Treddon snorted. “What good is knowing what kind of lock it is if you don’t know how to open it?”
“Well, according to Thineaus, it can only be opened when the heart of the person who sealed it stops beating,” Beryl said, repeating the passage from memory.
“And what does all that mean, then?”
“Anything, potentially. It could be literal – when the person who sealed it dies, then the seal comes undone, or it can be broken. Or it could be figurative. Or, frankly, just wrong. Thineaus was recording stories which had been passed down through generations, many of which originated in languages which were already dead by the time he compiled them,” Beryl said. “His translations can be unreliable.”
Treddon scratched his head. “So all that was for nothing, then?”
Beryl shook her head. “I know the spell’s name now, which is more than I knew before. And there is great power in names.”
She gently closed the ancient leather-bound book, which felt heavier by the minute in her arms. It must have been well after last light, she reckoned, and probing the seal had sapped her energy. Beryl had to stifle a yawn as she replaced the tome. She blew its dust off her hand, then rubbed her eye again.
“The rest will have to wait for tomorrow,” she said. “I'm dead tired, and I haven't slept. I'm going upstairs.” The knight started to stand, but she pointed an admonishing finger at him. “And you won't be following me.
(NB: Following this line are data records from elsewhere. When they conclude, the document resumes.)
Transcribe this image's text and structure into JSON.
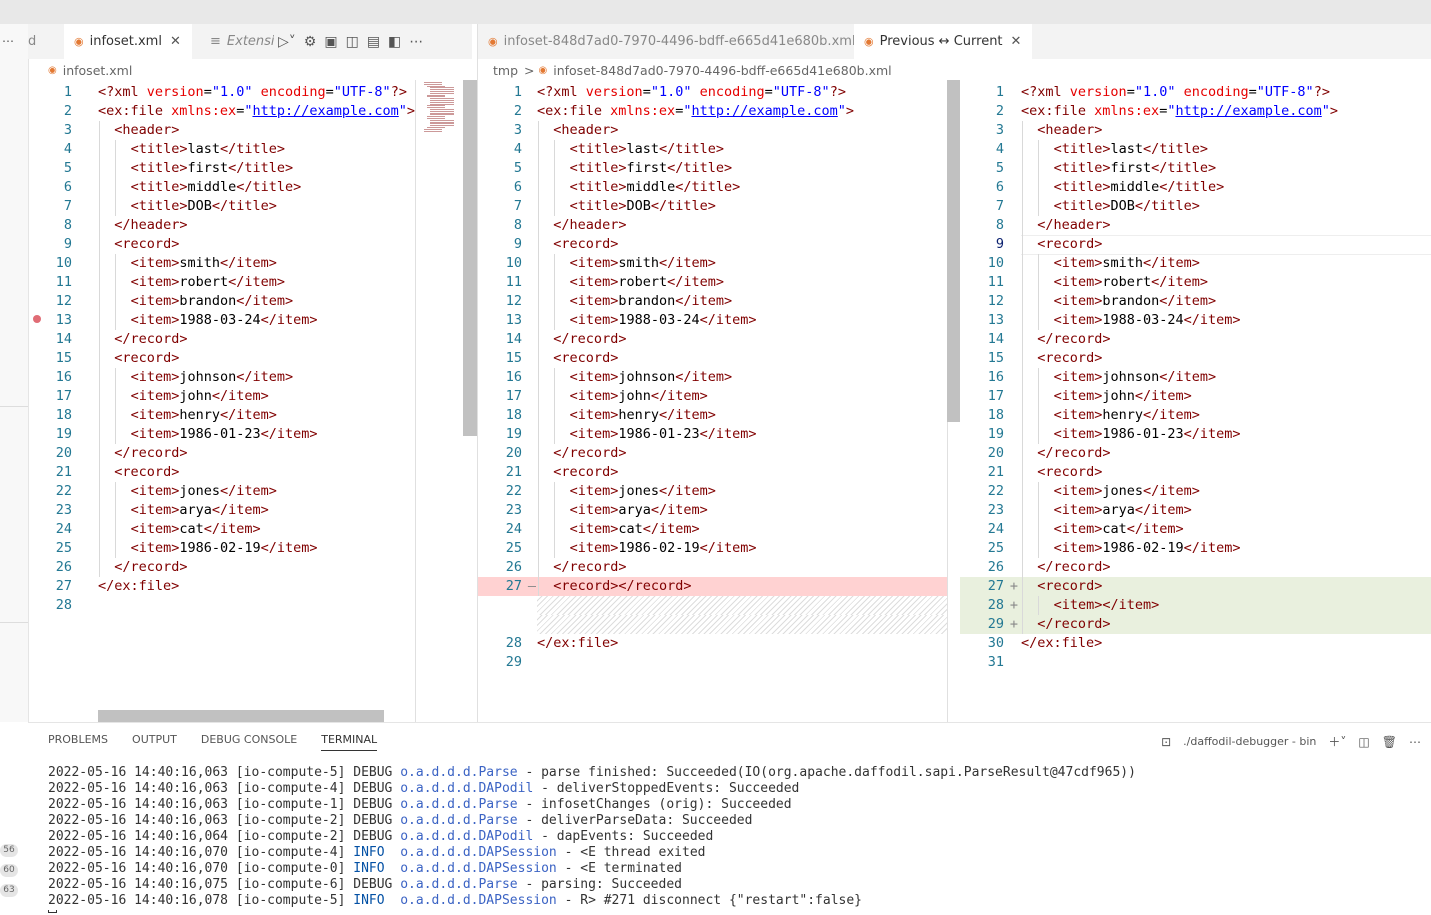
{
  "tabs": {
    "left_partial": "d",
    "infoset": "infoset.xml",
    "extension": "Extensio",
    "diff_file": "infoset-848d7ad0-7970-4496-bdff-e665d41e680b.xml",
    "compare": "Previous ↔ Current"
  },
  "breadcrumbs": {
    "left": "infoset.xml",
    "mid_folder": "tmp",
    "mid_sep": ">",
    "mid_file": "infoset-848d7ad0-7970-4496-bdff-e665d41e680b.xml"
  },
  "panel": {
    "tabs": [
      "PROBLEMS",
      "OUTPUT",
      "DEBUG CONSOLE",
      "TERMINAL"
    ],
    "active_tab": "TERMINAL",
    "terminal_name": "./daffodil-debugger - bin",
    "badges": [
      "56",
      "60",
      "63"
    ],
    "terminal_lines": [
      {
        "ts": "2022-05-16 14:40:16,063",
        "thread": "[io-compute-5]",
        "level": "DEBUG",
        "cls": "o.a.d.d.d.Parse",
        "msg": " - parse finished: Succeeded(IO(org.apache.daffodil.sapi.ParseResult@47cdf965))"
      },
      {
        "ts": "2022-05-16 14:40:16,063",
        "thread": "[io-compute-4]",
        "level": "DEBUG",
        "cls": "o.a.d.d.d.DAPodil",
        "msg": " - deliverStoppedEvents: Succeeded"
      },
      {
        "ts": "2022-05-16 14:40:16,063",
        "thread": "[io-compute-1]",
        "level": "DEBUG",
        "cls": "o.a.d.d.d.Parse",
        "msg": " - infosetChanges (orig): Succeeded"
      },
      {
        "ts": "2022-05-16 14:40:16,063",
        "thread": "[io-compute-2]",
        "level": "DEBUG",
        "cls": "o.a.d.d.d.Parse",
        "msg": " - deliverParseData: Succeeded"
      },
      {
        "ts": "2022-05-16 14:40:16,064",
        "thread": "[io-compute-2]",
        "level": "DEBUG",
        "cls": "o.a.d.d.d.DAPodil",
        "msg": " - dapEvents: Succeeded"
      },
      {
        "ts": "2022-05-16 14:40:16,070",
        "thread": "[io-compute-4]",
        "level": "INFO ",
        "cls": "o.a.d.d.d.DAPSession",
        "msg": " - <E thread exited"
      },
      {
        "ts": "2022-05-16 14:40:16,070",
        "thread": "[io-compute-0]",
        "level": "INFO ",
        "cls": "o.a.d.d.d.DAPSession",
        "msg": " - <E terminated"
      },
      {
        "ts": "2022-05-16 14:40:16,075",
        "thread": "[io-compute-6]",
        "level": "DEBUG",
        "cls": "o.a.d.d.d.Parse",
        "msg": " - parsing: Succeeded"
      },
      {
        "ts": "2022-05-16 14:40:16,078",
        "thread": "[io-compute-5]",
        "level": "INFO ",
        "cls": "o.a.d.d.d.DAPSession",
        "msg": " - R> #271 disconnect {\"restart\":false}"
      }
    ]
  },
  "editors": {
    "left": [
      {
        "n": "1",
        "i": 0,
        "t": "decl"
      },
      {
        "n": "2",
        "i": 0,
        "t": "root"
      },
      {
        "n": "3",
        "i": 1,
        "t": "open",
        "v": "header"
      },
      {
        "n": "4",
        "i": 2,
        "t": "el",
        "e": "title",
        "v": "last"
      },
      {
        "n": "5",
        "i": 2,
        "t": "el",
        "e": "title",
        "v": "first"
      },
      {
        "n": "6",
        "i": 2,
        "t": "el",
        "e": "title",
        "v": "middle"
      },
      {
        "n": "7",
        "i": 2,
        "t": "el",
        "e": "title",
        "v": "DOB"
      },
      {
        "n": "8",
        "i": 1,
        "t": "close",
        "v": "header"
      },
      {
        "n": "9",
        "i": 1,
        "t": "open",
        "v": "record"
      },
      {
        "n": "10",
        "i": 2,
        "t": "el",
        "e": "item",
        "v": "smith"
      },
      {
        "n": "11",
        "i": 2,
        "t": "el",
        "e": "item",
        "v": "robert"
      },
      {
        "n": "12",
        "i": 2,
        "t": "el",
        "e": "item",
        "v": "brandon"
      },
      {
        "n": "13",
        "i": 2,
        "t": "el",
        "e": "item",
        "v": "1988-03-24"
      },
      {
        "n": "14",
        "i": 1,
        "t": "close",
        "v": "record"
      },
      {
        "n": "15",
        "i": 1,
        "t": "open",
        "v": "record"
      },
      {
        "n": "16",
        "i": 2,
        "t": "el",
        "e": "item",
        "v": "johnson"
      },
      {
        "n": "17",
        "i": 2,
        "t": "el",
        "e": "item",
        "v": "john"
      },
      {
        "n": "18",
        "i": 2,
        "t": "el",
        "e": "item",
        "v": "henry"
      },
      {
        "n": "19",
        "i": 2,
        "t": "el",
        "e": "item",
        "v": "1986-01-23"
      },
      {
        "n": "20",
        "i": 1,
        "t": "close",
        "v": "record"
      },
      {
        "n": "21",
        "i": 1,
        "t": "open",
        "v": "record"
      },
      {
        "n": "22",
        "i": 2,
        "t": "el",
        "e": "item",
        "v": "jones"
      },
      {
        "n": "23",
        "i": 2,
        "t": "el",
        "e": "item",
        "v": "arya"
      },
      {
        "n": "24",
        "i": 2,
        "t": "el",
        "e": "item",
        "v": "cat"
      },
      {
        "n": "25",
        "i": 2,
        "t": "el",
        "e": "item",
        "v": "1986-02-19"
      },
      {
        "n": "26",
        "i": 1,
        "t": "close",
        "v": "record"
      },
      {
        "n": "27",
        "i": 0,
        "t": "close",
        "v": "ex:file"
      },
      {
        "n": "28",
        "i": 0,
        "t": "blank"
      }
    ],
    "mid": [
      {
        "n": "1",
        "i": 0,
        "t": "decl"
      },
      {
        "n": "2",
        "i": 0,
        "t": "root"
      },
      {
        "n": "3",
        "i": 1,
        "t": "open",
        "v": "header"
      },
      {
        "n": "4",
        "i": 2,
        "t": "el",
        "e": "title",
        "v": "last"
      },
      {
        "n": "5",
        "i": 2,
        "t": "el",
        "e": "title",
        "v": "first"
      },
      {
        "n": "6",
        "i": 2,
        "t": "el",
        "e": "title",
        "v": "middle"
      },
      {
        "n": "7",
        "i": 2,
        "t": "el",
        "e": "title",
        "v": "DOB"
      },
      {
        "n": "8",
        "i": 1,
        "t": "close",
        "v": "header"
      },
      {
        "n": "9",
        "i": 1,
        "t": "open",
        "v": "record"
      },
      {
        "n": "10",
        "i": 2,
        "t": "el",
        "e": "item",
        "v": "smith"
      },
      {
        "n": "11",
        "i": 2,
        "t": "el",
        "e": "item",
        "v": "robert"
      },
      {
        "n": "12",
        "i": 2,
        "t": "el",
        "e": "item",
        "v": "brandon"
      },
      {
        "n": "13",
        "i": 2,
        "t": "el",
        "e": "item",
        "v": "1988-03-24"
      },
      {
        "n": "14",
        "i": 1,
        "t": "close",
        "v": "record"
      },
      {
        "n": "15",
        "i": 1,
        "t": "open",
        "v": "record"
      },
      {
        "n": "16",
        "i": 2,
        "t": "el",
        "e": "item",
        "v": "johnson"
      },
      {
        "n": "17",
        "i": 2,
        "t": "el",
        "e": "item",
        "v": "john"
      },
      {
        "n": "18",
        "i": 2,
        "t": "el",
        "e": "item",
        "v": "henry"
      },
      {
        "n": "19",
        "i": 2,
        "t": "el",
        "e": "item",
        "v": "1986-01-23"
      },
      {
        "n": "20",
        "i": 1,
        "t": "close",
        "v": "record"
      },
      {
        "n": "21",
        "i": 1,
        "t": "open",
        "v": "record"
      },
      {
        "n": "22",
        "i": 2,
        "t": "el",
        "e": "item",
        "v": "jones"
      },
      {
        "n": "23",
        "i": 2,
        "t": "el",
        "e": "item",
        "v": "arya"
      },
      {
        "n": "24",
        "i": 2,
        "t": "el",
        "e": "item",
        "v": "cat"
      },
      {
        "n": "25",
        "i": 2,
        "t": "el",
        "e": "item",
        "v": "1986-02-19"
      },
      {
        "n": "26",
        "i": 1,
        "t": "close",
        "v": "record"
      },
      {
        "n": "27",
        "i": 1,
        "t": "empty",
        "v": "record",
        "mark": "—",
        "diff": "removed"
      },
      {
        "n": "",
        "i": 0,
        "t": "hatch"
      },
      {
        "n": "",
        "i": 0,
        "t": "hatch"
      },
      {
        "n": "28",
        "i": 0,
        "t": "close",
        "v": "ex:file"
      },
      {
        "n": "29",
        "i": 0,
        "t": "blank"
      }
    ],
    "right": [
      {
        "n": "1",
        "i": 0,
        "t": "decl"
      },
      {
        "n": "2",
        "i": 0,
        "t": "root"
      },
      {
        "n": "3",
        "i": 1,
        "t": "open",
        "v": "header"
      },
      {
        "n": "4",
        "i": 2,
        "t": "el",
        "e": "title",
        "v": "last"
      },
      {
        "n": "5",
        "i": 2,
        "t": "el",
        "e": "title",
        "v": "first"
      },
      {
        "n": "6",
        "i": 2,
        "t": "el",
        "e": "title",
        "v": "middle"
      },
      {
        "n": "7",
        "i": 2,
        "t": "el",
        "e": "title",
        "v": "DOB"
      },
      {
        "n": "8",
        "i": 1,
        "t": "close",
        "v": "header"
      },
      {
        "n": "9",
        "i": 1,
        "t": "open",
        "v": "record",
        "cur": true
      },
      {
        "n": "10",
        "i": 2,
        "t": "el",
        "e": "item",
        "v": "smith"
      },
      {
        "n": "11",
        "i": 2,
        "t": "el",
        "e": "item",
        "v": "robert"
      },
      {
        "n": "12",
        "i": 2,
        "t": "el",
        "e": "item",
        "v": "brandon"
      },
      {
        "n": "13",
        "i": 2,
        "t": "el",
        "e": "item",
        "v": "1988-03-24"
      },
      {
        "n": "14",
        "i": 1,
        "t": "close",
        "v": "record"
      },
      {
        "n": "15",
        "i": 1,
        "t": "open",
        "v": "record"
      },
      {
        "n": "16",
        "i": 2,
        "t": "el",
        "e": "item",
        "v": "johnson"
      },
      {
        "n": "17",
        "i": 2,
        "t": "el",
        "e": "item",
        "v": "john"
      },
      {
        "n": "18",
        "i": 2,
        "t": "el",
        "e": "item",
        "v": "henry"
      },
      {
        "n": "19",
        "i": 2,
        "t": "el",
        "e": "item",
        "v": "1986-01-23"
      },
      {
        "n": "20",
        "i": 1,
        "t": "close",
        "v": "record"
      },
      {
        "n": "21",
        "i": 1,
        "t": "open",
        "v": "record"
      },
      {
        "n": "22",
        "i": 2,
        "t": "el",
        "e": "item",
        "v": "jones"
      },
      {
        "n": "23",
        "i": 2,
        "t": "el",
        "e": "item",
        "v": "arya"
      },
      {
        "n": "24",
        "i": 2,
        "t": "el",
        "e": "item",
        "v": "cat"
      },
      {
        "n": "25",
        "i": 2,
        "t": "el",
        "e": "item",
        "v": "1986-02-19"
      },
      {
        "n": "26",
        "i": 1,
        "t": "close",
        "v": "record"
      },
      {
        "n": "27",
        "i": 1,
        "t": "open",
        "v": "record",
        "mark": "+",
        "diff": "added"
      },
      {
        "n": "28",
        "i": 2,
        "t": "empty",
        "v": "item",
        "mark": "+",
        "diff": "added"
      },
      {
        "n": "29",
        "i": 1,
        "t": "close",
        "v": "record",
        "mark": "+",
        "diff": "added"
      },
      {
        "n": "30",
        "i": 0,
        "t": "close",
        "v": "ex:file"
      },
      {
        "n": "31",
        "i": 0,
        "t": "blank"
      }
    ],
    "xml": {
      "decl_tag": "<?xml",
      "version_attr": "version",
      "version_val": "\"1.0\"",
      "enc_attr": "encoding",
      "enc_val": "\"UTF-8\"",
      "root_tag": "<ex:file",
      "ns_attr": "xmlns:ex",
      "ns_val": "http://example.com"
    }
  }
}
I don't care where you sleep down here, provided you don't disturb any of my books or goods, but no one is allowed into my quarters.”
Treddon shrugged. “Suits me,” he said.
He was clearing a space on the earthen floor as Beryl ascended the narrow stair from her workshop to her tiny chamber, candle in one hand, the heart-sealed box still beating in the other. Once inside her living space, she set both down upon her knockabout dresser, then bolted the chamber door behind her. The door was made of ancient, cracked wood and would hardly withstand any assault from Treddon's muscular bulk, but she valued the barrier more for its privacy than security. She wondered again about what sort of intrigue Astria had pulled her in to, and why her sister had felt the need to leave the knight behind. There were multiple possible explanations, some of them mundane if not quite innocent. Others, well – it didn't do to dwell too much on their implications.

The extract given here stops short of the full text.